Between 1986 and 1996, Leerdam spent five years in New York City where he experienced Broadway and other theatrical venues. He earned a master’s degree in film directing and production at Columbia University and also studied at its School of International and Public Affairs. He co-founded and became vice president of Kafu, the university’s pan-African network for film students and helped arrange the university’s first black filmmakers conference. From 1992 to 1994, he became an assistant professor and was assistant program director at the Film Society of Lincoln Center from 1993 to 1995. Before returning permanently to the Netherlands, he received additional training at the American Musical and Dramatic Academy and the Tisch School of the Arts. He also completed an internship with George Wolff of New York’s Public Theater. In 1996, Leerdam started work at the Komisch Theater (Cosmic Theater) in Amsterdam, becoming both its director and its first artistic director three years later.
Moreover, Leerdam engaged in racial reconciliation and dialogue via the arts in which he became a bridge builder and race relations consultant. By 2003, he entered politics by joining the social-democratic labor party, Partij van de Arbeid (popularly known as PvdA). He thus won an elected seat in the Netherlands Parliament.
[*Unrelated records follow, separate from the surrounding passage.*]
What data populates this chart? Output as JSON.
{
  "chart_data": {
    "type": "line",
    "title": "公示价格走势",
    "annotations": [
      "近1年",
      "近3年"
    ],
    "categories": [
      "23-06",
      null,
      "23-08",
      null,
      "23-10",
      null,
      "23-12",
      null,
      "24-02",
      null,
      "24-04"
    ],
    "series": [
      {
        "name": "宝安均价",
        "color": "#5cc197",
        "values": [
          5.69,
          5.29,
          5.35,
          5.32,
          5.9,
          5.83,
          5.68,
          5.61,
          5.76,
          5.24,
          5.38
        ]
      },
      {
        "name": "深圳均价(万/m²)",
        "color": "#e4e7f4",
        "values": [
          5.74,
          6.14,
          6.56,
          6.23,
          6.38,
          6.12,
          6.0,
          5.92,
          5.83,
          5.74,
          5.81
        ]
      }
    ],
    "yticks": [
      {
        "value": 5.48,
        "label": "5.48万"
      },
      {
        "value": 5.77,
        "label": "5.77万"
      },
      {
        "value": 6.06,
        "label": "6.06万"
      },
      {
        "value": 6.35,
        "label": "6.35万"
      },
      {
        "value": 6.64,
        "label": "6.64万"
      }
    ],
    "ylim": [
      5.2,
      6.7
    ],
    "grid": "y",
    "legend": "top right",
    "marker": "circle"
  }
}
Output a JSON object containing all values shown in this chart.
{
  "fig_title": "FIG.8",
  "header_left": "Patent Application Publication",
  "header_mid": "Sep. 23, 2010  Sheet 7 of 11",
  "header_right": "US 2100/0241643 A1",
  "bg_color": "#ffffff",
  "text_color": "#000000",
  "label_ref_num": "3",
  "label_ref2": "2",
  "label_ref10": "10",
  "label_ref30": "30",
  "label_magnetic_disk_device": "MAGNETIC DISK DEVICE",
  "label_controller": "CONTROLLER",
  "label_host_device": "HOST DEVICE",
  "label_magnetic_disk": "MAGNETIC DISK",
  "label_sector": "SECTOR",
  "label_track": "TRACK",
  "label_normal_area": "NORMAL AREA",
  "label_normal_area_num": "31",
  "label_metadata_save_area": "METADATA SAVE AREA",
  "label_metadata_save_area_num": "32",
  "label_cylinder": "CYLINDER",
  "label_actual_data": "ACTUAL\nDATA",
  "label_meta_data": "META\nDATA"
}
Serving two terms from 2003 to 2010, he became chairman of the Committee for Education, Culture and Science and of Kingdom Relations. He focused on the proper administration of the dependent Dutch Antilles, comprising of Aruba, Curacao, St. Maarten, Bonaire, St. Eustatius, and Saba Islands.
Leerdam continued a successful career in theatrical arts. He directed a documentary on the 1969 Curaçao uprising and a play, The Tears of Den Uyl, that recounted the 1982 murder of 15 young political prisoners in Suriname. In 2006, he received the Lifetime Service Award from the Raad voor Kans in het Onderwijs (Council for Opportunity in Education) for his work, A Knight in the Order of Orange-Nassau.
Currently, Leerdam serves as partner at Bushwick-Venture Building & Impact Consultancy, chairman of the Dutch Caribbean support group OCAN, and project leader of the Black Achievement Month Netherlands. He also serves on numerous boards of foundations and organizations both in the Netherlands and abroad.
He lives in Amsterdam with his wife Roseline “Roos” Leerdam-Bulo.